City: I work for Julian Metcalfe
A year and a half ago I broke my arm and decided to stay off work until it had healed. But my agency rang to tell me that they had a fun, exciting job with a man at Pret A Manger who was quite difficult to work for, and convinced me to go to the interview despite the fact that it was scheduled for 8am.
While the personnel officer was telling me that I wouldn't meet the chairman unless I got through to a second or third interview, Julian himself appeared and dragged me off to his office.
After firing questions at me for five minutes he hired me on the spot. I accepted the job immediately because I was intrigued by Julian's oddness.
I had always thought that successful men wore grey suits and talked business, but here was a man in blue velvet trousers and a Pret t-shirt sampling cheese throughout the interview and offering it to me. I thought I had blown it when I heard myself tell Julian that his vegetarian sandwiches were too soggy. But he instantly reacted, ringing the supplier and shouting "bring me the vegetarian cream cheese". I couldn't believe that I had landed a job which would allow me to be myself.
Julian is the creative force to the company, his partner Sinclair Beecham is the businessman. If you walked into the office you wouldn't believe that Julian was the boss. He wanted to sit on the desk beside mine to be in with all of us, but I persuaded him that as Chairman he needed his own office. Mind you, he still often answers the phone. As the company gets bigger Julian is going to have to stop trying to do things himself. The stationery supplier called the other day, asking for Julian because he thought he was the office manager.
His diary is completely up to me, I book all his appointments, tell him what he is doing during the day, make sure he has his keys and his money for taxis and occasionally buy presents for his kids. Suppliers often send in samples and Julian himself often appears laden with goodies and out comes the Mothers Pride as we make up sample sandwiches. The visits from the cake woman are always looked forward to. What other PA can say that sampling chocolate cake is part of her job?
I'm actually not a sandwich eater myself. Julian jokes that if I had my way we'd be selling peanut-butter and chocolate sandwiches and shepherd's pie. Being a chocaholic I eat Pret's chocolate mousse for lunch - having worked out that the calorie count was the same as for one of our sandwiches. I don't go out for lunch myself, partly because that's when we get the bulk of our telephone calls. Our number is on all the packaging inviting people to call if they have suggestions, so people invariably ring during their lunch hour.
Julian gets quite passionate if a staff member has a problem and will spend hours discussing it with them. I often have to scratch on his window to remind him of his other appointments. I used to find work quite emotionally draining, particularly when Julian was in a bad mood, but since my job is to make his life run smoothly I now know how to calm him down or just to leave him be. He's very apologetic afterwards and his sunny moods make up for the dark ones because he is so enthusiastic and appreciative.

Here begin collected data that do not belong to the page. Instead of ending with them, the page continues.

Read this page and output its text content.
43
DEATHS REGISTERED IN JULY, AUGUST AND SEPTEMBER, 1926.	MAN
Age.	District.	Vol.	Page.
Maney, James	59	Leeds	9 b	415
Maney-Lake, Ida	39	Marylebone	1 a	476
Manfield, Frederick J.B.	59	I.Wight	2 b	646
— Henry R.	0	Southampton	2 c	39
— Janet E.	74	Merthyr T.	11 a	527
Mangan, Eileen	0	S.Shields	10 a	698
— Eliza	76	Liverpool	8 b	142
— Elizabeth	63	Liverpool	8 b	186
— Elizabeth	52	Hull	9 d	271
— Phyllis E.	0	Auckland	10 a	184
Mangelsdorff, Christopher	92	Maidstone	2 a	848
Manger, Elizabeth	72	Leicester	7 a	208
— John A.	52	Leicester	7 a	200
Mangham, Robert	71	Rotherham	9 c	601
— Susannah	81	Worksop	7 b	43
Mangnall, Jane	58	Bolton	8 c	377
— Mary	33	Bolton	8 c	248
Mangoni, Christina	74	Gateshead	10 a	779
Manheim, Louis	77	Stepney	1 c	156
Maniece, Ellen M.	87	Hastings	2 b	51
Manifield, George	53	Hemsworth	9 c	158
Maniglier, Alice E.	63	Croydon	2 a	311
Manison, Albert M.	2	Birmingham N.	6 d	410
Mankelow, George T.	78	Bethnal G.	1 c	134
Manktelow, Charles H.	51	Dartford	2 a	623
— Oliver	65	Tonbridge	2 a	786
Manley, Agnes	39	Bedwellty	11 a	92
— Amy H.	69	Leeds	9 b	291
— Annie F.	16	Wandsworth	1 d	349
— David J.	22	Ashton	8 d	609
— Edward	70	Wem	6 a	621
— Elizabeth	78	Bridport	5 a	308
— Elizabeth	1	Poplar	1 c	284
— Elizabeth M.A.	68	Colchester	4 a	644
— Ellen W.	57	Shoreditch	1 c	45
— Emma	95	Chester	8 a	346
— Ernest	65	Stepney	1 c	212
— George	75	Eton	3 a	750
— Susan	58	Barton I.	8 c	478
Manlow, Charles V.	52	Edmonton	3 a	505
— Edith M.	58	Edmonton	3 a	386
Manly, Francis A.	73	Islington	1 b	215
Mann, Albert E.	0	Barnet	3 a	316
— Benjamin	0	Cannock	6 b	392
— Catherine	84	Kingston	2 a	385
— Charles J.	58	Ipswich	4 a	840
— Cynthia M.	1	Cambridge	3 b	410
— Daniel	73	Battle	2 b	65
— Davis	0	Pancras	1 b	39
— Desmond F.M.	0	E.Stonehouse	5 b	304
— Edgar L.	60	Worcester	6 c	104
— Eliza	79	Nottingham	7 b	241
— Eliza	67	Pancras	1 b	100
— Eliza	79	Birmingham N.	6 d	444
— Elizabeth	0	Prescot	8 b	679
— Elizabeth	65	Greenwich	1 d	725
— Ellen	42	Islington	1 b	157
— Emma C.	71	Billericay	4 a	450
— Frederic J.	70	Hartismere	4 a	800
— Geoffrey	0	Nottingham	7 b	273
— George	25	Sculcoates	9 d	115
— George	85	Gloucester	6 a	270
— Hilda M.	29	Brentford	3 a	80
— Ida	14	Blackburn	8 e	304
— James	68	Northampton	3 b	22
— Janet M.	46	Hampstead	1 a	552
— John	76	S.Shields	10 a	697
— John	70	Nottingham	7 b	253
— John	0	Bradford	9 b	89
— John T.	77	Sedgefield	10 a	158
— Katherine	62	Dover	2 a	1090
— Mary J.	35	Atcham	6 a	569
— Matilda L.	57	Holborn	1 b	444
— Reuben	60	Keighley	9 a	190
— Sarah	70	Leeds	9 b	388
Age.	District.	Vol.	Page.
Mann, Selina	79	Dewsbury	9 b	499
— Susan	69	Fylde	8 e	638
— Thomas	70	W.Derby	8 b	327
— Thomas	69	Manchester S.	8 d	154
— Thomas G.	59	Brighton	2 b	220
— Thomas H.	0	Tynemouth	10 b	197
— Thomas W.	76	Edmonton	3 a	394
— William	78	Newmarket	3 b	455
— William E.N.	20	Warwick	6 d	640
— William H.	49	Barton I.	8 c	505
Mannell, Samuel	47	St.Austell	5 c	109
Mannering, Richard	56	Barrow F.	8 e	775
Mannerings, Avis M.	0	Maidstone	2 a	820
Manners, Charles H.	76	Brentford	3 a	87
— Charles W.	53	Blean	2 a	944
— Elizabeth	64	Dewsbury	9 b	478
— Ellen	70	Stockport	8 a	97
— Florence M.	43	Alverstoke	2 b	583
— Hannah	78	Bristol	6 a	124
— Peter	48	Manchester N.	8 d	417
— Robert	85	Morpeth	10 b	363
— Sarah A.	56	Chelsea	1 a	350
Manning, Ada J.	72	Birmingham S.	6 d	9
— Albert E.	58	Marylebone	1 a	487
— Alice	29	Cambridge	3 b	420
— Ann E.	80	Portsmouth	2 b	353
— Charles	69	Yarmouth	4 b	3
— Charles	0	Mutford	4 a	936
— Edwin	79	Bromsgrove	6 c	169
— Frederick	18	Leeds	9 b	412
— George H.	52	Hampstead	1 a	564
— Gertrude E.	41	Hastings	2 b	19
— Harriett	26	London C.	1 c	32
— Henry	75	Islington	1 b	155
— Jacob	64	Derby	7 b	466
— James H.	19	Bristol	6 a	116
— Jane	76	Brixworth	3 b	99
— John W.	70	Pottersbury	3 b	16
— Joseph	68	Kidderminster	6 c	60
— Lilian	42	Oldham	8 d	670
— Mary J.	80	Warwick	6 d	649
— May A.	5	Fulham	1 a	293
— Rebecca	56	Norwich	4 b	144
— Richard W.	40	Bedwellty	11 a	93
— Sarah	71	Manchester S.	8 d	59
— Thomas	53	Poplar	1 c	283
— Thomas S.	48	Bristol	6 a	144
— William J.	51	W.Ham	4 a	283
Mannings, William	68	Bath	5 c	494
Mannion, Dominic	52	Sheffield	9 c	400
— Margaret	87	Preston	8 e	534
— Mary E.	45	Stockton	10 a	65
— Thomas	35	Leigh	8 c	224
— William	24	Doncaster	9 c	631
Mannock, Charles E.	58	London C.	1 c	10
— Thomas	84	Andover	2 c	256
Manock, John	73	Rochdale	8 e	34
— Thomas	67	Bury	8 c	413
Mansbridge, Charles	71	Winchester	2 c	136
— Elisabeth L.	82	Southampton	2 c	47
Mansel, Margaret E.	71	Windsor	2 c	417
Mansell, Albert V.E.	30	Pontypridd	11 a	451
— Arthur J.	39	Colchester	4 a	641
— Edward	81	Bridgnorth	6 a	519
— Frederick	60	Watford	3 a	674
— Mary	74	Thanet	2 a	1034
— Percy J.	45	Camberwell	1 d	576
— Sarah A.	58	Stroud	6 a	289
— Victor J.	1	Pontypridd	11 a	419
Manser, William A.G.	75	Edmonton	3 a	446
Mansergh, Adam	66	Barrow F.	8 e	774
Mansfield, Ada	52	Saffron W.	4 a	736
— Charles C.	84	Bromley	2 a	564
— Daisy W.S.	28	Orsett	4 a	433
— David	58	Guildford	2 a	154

When he's inspired there's no stopping him, I've heard the waves lapping against the boat he was calling me from while on holiday and he has been known to call people late into the night with a brain wave.
If I am out for dinner the conversation always turns to Pret, so I quite often take ideas away with me and give them to Julian next day. His motto is "always exceed the customers expectations" because he's such a perfectionist. One woman even received a silver Tiffany yo-yo from Julian by way of apology. If someone complains I can send them vouchers myself.
A lot of chairmentreat PAs like dirt, expecting you to exist purely for them. Before I came here I thought I was a secretary because I didn't go to University, but Julian's brilliant: if I really want something I can go for it. I recently suggested that I experience other aspects, so now I visit other sites once every three weeks, making sandwiches or coffee and meeting staff.
I can't help but be honest with him: when I rang, too ill from a hangover to come in, I admitted it. Of course he was furious but I think he appreciated my honesty. There's a lot of loyalty among Pret people, if my friends bought coffee or sandwiches elsewhere they'd have me to deal with.